As a teenager, Julian won laureates and prizes at international piano competitions in England, France, Germany, and Belgium. He now has a busy European concert schedule. Recent recitals have included performances of Beethoven’s Diabelli variations in London and Munich; and works by Schumann and Mozart at Vienna’s Musikverein at the invitation of Menahem Pressler.
His repertoire includes more than twenty concertos; he gave the first Russian performance of the Concertino for piano and orchestra by Lucas Debargue in Moscow in December 2018, and in 2017 played Bartók’s third concerto in the main concert hall in Budapest. His future programme includes Howard Blake’s piano concerto in November and January, and Brahms piano concerto no. 1 with Cambridge Symphony Orchestra in March 2020.

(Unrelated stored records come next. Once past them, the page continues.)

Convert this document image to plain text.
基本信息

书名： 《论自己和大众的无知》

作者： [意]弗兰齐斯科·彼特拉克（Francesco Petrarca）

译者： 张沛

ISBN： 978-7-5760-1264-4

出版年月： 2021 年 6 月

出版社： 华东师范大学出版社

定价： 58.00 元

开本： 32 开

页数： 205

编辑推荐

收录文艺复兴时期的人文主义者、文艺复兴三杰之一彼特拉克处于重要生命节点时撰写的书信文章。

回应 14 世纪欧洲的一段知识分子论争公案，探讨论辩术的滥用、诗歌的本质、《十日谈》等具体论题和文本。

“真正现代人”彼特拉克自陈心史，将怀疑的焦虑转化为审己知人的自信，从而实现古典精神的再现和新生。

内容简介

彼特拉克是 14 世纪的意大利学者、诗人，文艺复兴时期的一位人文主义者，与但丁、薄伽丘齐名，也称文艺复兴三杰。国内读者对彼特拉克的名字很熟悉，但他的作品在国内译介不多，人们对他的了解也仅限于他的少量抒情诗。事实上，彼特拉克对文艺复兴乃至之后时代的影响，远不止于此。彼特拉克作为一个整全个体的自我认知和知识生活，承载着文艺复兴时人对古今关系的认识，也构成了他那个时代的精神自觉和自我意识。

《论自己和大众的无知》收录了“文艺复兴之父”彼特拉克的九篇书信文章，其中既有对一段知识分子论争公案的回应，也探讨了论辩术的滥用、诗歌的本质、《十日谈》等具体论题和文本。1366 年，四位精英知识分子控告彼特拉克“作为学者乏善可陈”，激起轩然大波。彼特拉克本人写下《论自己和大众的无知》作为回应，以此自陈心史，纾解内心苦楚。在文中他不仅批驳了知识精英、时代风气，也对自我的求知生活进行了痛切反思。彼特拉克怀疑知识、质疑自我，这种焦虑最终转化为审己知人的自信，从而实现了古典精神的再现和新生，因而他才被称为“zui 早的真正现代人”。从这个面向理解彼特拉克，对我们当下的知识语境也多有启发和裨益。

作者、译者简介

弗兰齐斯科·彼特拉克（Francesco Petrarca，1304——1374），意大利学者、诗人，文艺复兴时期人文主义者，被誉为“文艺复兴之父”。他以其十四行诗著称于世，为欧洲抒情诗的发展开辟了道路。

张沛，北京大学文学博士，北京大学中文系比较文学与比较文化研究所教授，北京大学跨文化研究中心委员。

In 2016 he was awarded an Or du Rhin Foundation scholarship to study with Rena Shereshevskaya at Ecole Normale de Musique, Paris. He composes, plays the violin and enjoys acting.
For tonight’s performance, Julian will be playing the final version of the concerto that was published during Tchaikovsky’s lifetime, in 1879. The version everyone knows, and plays, was published after his death. It includes many unauthorised editorial changes by the famous Russian pianist Siloti. Julian feels that these diminish the musical coherence of the work. One prominent difference between the two versions is that the huge piano chords at the beginning are replaced by arpeggios. Overall this version is less outwardly bombastic, and more heartfelt.